A related issue arises when an employer has an accrual-based vacation policy under which employees accrue a certain number of vacation days per month up to a maximum number of vacation days per year. Under this kind of policy, employers invariably advance vacation to their employees (i.e., they permit their employees to use more paid vacation days than they have accrued at the time of their vacation). For example, the policy of ABC Company allows its employees to accrue one and a half vacation days per month up to a maximum of 15 vacation days per year. An employee asks to schedule a ski vacation in February. The problem is, under ABC Company’s policy, the employee has accrued only one and a half days of vacation. “No problem,” says ABC, “under our policy, we’ll advance you the vacation you want, and you can work it off when you return.” The employee takes a two-week vacation and quits a month later. Can ABC Company require the employee to pay back the unearned vacation it advanced its employee?
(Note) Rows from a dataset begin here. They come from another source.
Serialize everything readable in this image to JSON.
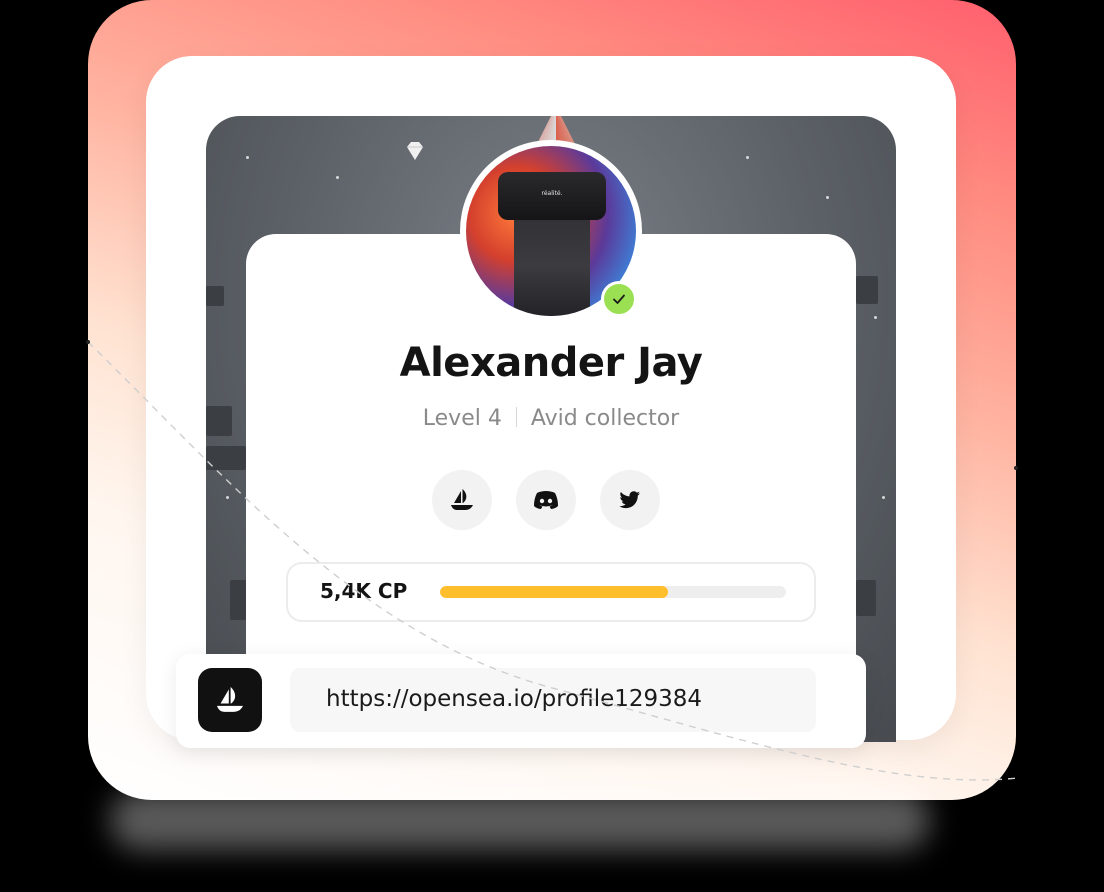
{
  "profile": {
    "name": "Alexander Jay",
    "level": "Level 4",
    "role": "Avid collector",
    "verified": true,
    "avatar_visor_text": "réalité."
  },
  "social": [
    {
      "icon": "opensea-icon"
    },
    {
      "icon": "discord-icon"
    },
    {
      "icon": "twitter-icon"
    }
  ],
  "points": {
    "label": "5,4K CP",
    "progress_fraction": 0.66
  },
  "url_bar": {
    "icon": "opensea-icon",
    "url": "https://opensea.io/profile129384"
  },
  "colors": {
    "accent_progress": "#ffbf2c",
    "verified_badge": "#9be052",
    "backdrop_top": "#ff5f6d"
  }
}
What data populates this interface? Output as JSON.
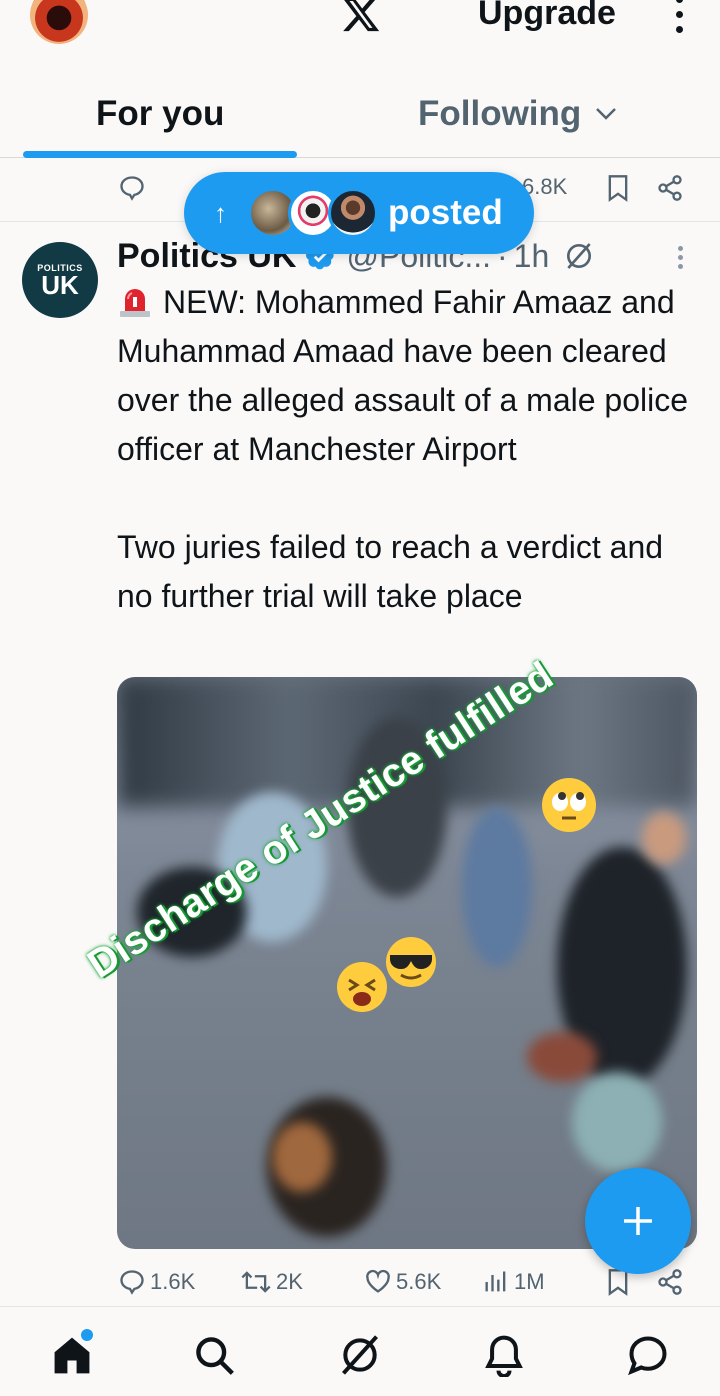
{
  "topbar": {
    "upgrade_label": "Upgrade"
  },
  "tabs": [
    {
      "label": "For you",
      "active": true
    },
    {
      "label": "Following",
      "active": false
    }
  ],
  "previous_tweet": {
    "views_partial": "6.8K"
  },
  "new_posts_pill": {
    "label": "posted"
  },
  "tweet": {
    "author_name": "Politics UK",
    "handle": "@Politic...",
    "time": "1h",
    "avatar_text_small": "POLITICS",
    "avatar_text_big": "UK",
    "text_line1": "NEW: Mohammed Fahir Amaaz and Muhammad Amaad have been cleared over the alleged assault of a male police officer at Manchester Airport",
    "text_line2": "Two juries failed to reach a verdict and no further trial will take place",
    "media_overlay": "Discharge of Justice fulfilled",
    "replies": "1.6K",
    "reposts": "2K",
    "likes": "5.6K",
    "views": "1M"
  },
  "colors": {
    "accent": "#1d9bf0",
    "text_primary": "#0f1419",
    "text_secondary": "#536471",
    "background": "#faf9f8"
  },
  "bottom_nav": [
    {
      "icon": "home-icon",
      "active": true
    },
    {
      "icon": "search-icon"
    },
    {
      "icon": "grok-icon"
    },
    {
      "icon": "bell-icon"
    },
    {
      "icon": "messages-icon"
    }
  ]
}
In most states, the answer is an unequivocal yes. Many states expressly allow employers to set off the amount of unearned vacation previously paid to an employee against the wages or salary earned by the employee through her termination date. Some states, however, prohibit employers from withholding or offsetting any amounts from wages due to a separated employee even when it’s clear the employee owes the employer. So, in our example, it would behoove ABC Company to consult its lawyer to determine whether the applicable state law permits a setoff. This is especially so because most states impose strict penalties when an employer fails to pay an employee all “wages” or other compensation due upon the termination of employment.
It is critical that employers keep accurate records of the amount of vacation both earned and taken by their employees. Because nearly all states consider unused earned vacation pay to be wages due an employee upon the termination of employment, an employer’s failure to include vacation pay in an employee’s final paycheck could result in strict legal liability as well as unexpected legal bills.
Nearly all states require the employer to pay the employee’s attorney fees and litigation expenses if a lawsuit is required to collect unpaid wages, including unpaid vacation.